Water and Life

I’ve been thinking lately of water as the bloodstream of our planet. The metaphor doesn’t work perfectly, but the flow of water infuses and makes possible all of Earth’s life forms, just as the flow of water through each of us makes our living possible.

The water cycle goes way beyond what we see—clouds, rain, streams, rivers, and oceans. It extends some nine miles into the sky and three miles below the surface of the Earth, in continual movement. The circulation of water and air, endlessly flowing in the ways they must, make the weather that renews the Earth’s fecundity each year.

When I’ve written about water in the past, I’ve tried to be eloquent about the limited amount of the Earth’s water available to us as fresh water. I’ve tried to tell how it is often mismanaged, polluted, and wasted. I’ve encouraged people to find out, if they don’t already know, what watershed they live in and to learn exactly where their drinking water comes from and where their waste water goes.

I’ve written of the dangers of turning water, as important to us as air, into a commodity, the sale of which enriches giant corporations. I’ve said that in Maine, as in India, the mining of water resources for commercial bottling has led to saltwater flow into the porous rocks where fresh water used to be. I’ve told how there are places where people have to pay more for water than they can afford, and that in protest against the attempt to make corporate profits from providing water to the public, some poor countries have now written the right to water into their constitutions.

All this remains important, but now there is more to say. Fresh water, like everything else, only exists within a larger, dynamic context. Mr. Rogers was right when he sang about the body: "Everything goes together, because it’s all one piece." The larger dynamic context for water is weather, and human behavior is affecting weather in a big way.

In the United States, we are aware that Atlanta, Ga., has not had rain and is running out of water. This is true in other U.S. areas as well. In Greece this year, low rainfall made rivers run dry and there were blackouts because hydroelectric generation was cut off. Low snowfall in the Alps left Italy unable to cool power plants as river water fell.

Wildfires have left portions of California charred. This has also happened in the Canary Islands, in Greece, and in other places.

Our Earth is undergoing changes in patterns of precipitation all around the globe. New, more intense, and widespread patterns of drought are emerging. They began appearing in the 1990s and are now being understood as already-present results of alterations in the Earth’s climate.

When water becomes scarce, conflict happens. The fighting in Darfur, which has been called "the world’s first water war," is an outcome of a ten-year drought. In the Middle East, where rainfall patterns are changing, the much-contested walls being built by Israel limits access to water for Palestinians. Much of sub-Saharan Africa, where Earth’s poorest human populations live, faces seriously declining rainfall.
What has all this to do with us?

Well, I never planned to be a prophet. Prophets are not well-received.

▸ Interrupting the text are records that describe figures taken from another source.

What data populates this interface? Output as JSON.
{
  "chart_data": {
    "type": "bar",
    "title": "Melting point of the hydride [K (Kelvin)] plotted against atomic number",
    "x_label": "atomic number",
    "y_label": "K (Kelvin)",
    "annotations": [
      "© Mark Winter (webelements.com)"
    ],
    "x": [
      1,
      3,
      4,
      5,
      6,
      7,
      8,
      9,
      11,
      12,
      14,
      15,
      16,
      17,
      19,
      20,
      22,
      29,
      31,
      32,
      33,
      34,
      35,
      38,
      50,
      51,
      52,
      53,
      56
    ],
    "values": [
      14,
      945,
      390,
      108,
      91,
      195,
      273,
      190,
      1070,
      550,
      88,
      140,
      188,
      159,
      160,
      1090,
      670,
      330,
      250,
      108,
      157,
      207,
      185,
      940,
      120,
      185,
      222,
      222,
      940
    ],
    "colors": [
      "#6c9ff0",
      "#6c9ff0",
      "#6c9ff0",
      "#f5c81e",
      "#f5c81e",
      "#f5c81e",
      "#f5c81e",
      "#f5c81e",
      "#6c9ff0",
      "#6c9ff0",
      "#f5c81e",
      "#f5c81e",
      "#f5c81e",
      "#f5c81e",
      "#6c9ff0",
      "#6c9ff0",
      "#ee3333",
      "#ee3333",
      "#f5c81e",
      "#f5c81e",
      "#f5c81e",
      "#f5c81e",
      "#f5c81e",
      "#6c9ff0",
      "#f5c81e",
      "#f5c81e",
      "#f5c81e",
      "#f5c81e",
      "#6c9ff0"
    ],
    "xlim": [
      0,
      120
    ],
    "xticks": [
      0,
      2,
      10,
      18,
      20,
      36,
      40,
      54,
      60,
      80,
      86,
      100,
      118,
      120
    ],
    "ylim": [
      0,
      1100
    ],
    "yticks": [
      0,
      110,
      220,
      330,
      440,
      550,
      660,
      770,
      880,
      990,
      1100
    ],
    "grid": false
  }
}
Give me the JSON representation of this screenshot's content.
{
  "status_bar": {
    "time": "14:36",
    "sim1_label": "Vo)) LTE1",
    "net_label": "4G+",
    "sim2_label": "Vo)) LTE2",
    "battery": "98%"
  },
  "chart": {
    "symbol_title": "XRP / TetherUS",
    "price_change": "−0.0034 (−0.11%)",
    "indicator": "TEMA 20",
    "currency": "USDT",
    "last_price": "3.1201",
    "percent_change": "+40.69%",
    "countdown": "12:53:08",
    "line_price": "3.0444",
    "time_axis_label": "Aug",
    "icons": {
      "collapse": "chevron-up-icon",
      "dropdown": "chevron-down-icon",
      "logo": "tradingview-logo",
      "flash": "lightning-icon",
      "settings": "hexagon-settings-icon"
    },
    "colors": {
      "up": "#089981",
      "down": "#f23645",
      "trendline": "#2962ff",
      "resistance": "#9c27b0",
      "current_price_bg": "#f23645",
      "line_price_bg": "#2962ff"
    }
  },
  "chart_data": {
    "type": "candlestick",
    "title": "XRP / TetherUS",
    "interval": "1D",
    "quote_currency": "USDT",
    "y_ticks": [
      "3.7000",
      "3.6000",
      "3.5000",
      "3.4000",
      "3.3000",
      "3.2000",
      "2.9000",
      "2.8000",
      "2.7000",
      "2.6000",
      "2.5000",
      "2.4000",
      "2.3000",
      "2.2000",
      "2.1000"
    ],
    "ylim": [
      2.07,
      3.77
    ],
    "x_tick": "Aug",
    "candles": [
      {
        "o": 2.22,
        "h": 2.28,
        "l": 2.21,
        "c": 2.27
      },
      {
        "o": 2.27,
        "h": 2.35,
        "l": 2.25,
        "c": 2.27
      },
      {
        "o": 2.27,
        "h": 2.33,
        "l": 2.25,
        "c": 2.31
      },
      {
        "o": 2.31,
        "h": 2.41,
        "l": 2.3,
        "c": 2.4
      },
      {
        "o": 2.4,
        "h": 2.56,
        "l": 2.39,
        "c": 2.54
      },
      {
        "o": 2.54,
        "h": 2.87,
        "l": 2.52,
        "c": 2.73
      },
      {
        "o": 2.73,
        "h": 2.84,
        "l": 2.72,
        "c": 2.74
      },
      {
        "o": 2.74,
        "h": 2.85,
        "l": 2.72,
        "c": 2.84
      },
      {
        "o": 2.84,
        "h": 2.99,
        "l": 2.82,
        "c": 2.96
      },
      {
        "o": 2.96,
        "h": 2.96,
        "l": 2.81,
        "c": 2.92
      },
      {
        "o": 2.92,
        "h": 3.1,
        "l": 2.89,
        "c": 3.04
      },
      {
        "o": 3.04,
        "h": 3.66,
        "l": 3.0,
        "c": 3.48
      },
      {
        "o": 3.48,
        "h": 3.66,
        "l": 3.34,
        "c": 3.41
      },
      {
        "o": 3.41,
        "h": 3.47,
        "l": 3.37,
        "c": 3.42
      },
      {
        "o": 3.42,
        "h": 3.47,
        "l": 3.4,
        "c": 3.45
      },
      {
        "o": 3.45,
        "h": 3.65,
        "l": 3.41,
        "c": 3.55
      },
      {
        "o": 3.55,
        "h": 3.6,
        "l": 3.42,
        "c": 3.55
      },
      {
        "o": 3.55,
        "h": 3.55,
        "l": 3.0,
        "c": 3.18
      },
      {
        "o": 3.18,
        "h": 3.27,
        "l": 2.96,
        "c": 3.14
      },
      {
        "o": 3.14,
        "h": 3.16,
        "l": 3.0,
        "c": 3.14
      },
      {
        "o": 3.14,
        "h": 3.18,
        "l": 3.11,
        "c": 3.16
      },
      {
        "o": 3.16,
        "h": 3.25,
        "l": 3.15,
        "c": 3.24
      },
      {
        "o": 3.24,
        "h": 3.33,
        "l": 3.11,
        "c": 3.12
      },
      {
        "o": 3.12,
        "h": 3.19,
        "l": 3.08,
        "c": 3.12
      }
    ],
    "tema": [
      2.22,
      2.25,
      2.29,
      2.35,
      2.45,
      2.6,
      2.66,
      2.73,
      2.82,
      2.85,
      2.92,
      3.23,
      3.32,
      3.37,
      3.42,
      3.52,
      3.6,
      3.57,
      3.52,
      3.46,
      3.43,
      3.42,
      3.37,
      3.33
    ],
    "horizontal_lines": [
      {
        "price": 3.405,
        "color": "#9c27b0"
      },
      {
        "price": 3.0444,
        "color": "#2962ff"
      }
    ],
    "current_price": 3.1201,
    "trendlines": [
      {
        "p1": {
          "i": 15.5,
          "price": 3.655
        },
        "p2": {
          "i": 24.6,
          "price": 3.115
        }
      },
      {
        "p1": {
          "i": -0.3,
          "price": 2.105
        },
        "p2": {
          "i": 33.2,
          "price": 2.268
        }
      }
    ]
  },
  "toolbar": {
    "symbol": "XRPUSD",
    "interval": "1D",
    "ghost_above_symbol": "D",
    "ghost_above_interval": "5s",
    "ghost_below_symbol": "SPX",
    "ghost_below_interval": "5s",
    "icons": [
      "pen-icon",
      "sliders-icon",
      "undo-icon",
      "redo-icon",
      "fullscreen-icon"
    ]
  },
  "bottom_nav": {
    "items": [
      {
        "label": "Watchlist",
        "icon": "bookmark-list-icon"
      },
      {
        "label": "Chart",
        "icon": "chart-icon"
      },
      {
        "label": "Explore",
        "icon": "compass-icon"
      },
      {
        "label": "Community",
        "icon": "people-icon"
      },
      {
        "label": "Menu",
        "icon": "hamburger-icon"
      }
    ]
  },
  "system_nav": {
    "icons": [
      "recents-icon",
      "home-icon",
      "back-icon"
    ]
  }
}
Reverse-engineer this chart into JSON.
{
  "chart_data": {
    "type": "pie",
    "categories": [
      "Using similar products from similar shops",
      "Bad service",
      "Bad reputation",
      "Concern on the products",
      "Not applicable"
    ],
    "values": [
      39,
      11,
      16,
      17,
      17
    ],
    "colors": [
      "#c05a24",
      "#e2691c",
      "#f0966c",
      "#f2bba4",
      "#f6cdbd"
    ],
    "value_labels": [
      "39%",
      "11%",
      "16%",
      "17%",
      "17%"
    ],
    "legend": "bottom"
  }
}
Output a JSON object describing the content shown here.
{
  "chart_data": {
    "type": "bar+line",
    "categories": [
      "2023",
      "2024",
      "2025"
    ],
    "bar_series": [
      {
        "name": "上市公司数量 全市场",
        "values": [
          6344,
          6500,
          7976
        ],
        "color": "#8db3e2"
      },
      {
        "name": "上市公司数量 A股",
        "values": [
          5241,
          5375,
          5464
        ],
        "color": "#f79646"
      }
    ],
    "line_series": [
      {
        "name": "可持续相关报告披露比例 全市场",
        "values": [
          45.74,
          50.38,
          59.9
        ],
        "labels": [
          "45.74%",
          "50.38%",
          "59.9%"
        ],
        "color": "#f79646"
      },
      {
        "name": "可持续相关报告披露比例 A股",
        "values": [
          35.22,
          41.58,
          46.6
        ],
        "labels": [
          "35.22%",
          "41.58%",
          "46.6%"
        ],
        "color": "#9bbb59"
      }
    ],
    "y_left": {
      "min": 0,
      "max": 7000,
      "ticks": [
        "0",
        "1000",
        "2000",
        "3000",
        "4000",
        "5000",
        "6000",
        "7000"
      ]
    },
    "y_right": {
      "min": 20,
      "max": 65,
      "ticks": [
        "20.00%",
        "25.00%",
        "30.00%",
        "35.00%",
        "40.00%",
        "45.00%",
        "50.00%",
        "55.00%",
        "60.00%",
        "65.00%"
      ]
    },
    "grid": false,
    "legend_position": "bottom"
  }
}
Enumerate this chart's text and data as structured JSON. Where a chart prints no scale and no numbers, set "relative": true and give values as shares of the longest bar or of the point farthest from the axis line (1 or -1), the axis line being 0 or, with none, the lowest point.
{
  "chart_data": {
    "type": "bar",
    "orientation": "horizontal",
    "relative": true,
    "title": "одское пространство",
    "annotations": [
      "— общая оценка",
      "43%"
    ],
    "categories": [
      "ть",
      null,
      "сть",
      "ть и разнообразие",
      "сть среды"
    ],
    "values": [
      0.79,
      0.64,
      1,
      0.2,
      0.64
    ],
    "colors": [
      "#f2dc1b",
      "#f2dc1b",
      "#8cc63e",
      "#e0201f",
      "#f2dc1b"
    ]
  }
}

Jonah tried to flee as far from Nineveh as he could get, but it didn’t work for him, and it’s not working for me.

So I have to tell you this: Our over-consumptive lifestyle, our oversized housing trend and urban sprawl, our dependence on gas-driven cars and trucks, our casual use of foodstuffs grown with petro-chemicals and then processed and packaged and transported thousands of miles, our nonchalant use of petroleum-derived plastics and single-use items, and our heartless war-making drive the climate changes I’m talking about. We need to become aware and responsible in our actions, not only in ways we connect directly with water, but also in ways our indirect connections affect the health of our living planet.

My gospel is that our physical world itself, with all its miraculous complexity, is of holy stuff—and we get to be part of it. I pray for wisdom, to see how things are connected, to be aware of patterns. I want to be open to wider vision, to know how I can love my neighbor as myself even when that neighbor is very distant. I want to preach this gospel and show this love through the choices I make, including how I live my own life and what I work for in the political realm of candidates, legislation, and whatever else comes my way.

Dear God, help us dwell in reverent awareness of the great systems of Creation that make our lives possible. Guide us as we ask how to live in harmony with the patterns that sustain us. Give us eyes that see and ears that hear, minds that understand and hearts that put living in this harmony above all other things.

Mary Gilbert

Mary Gilbert, a member of Friends Meeting at Cambridge (Mass.), serves on New England Yearly Meeting's Earthcare Ministry Committee and has represented Quaker Earthcare Witness at the United Nations for eight years.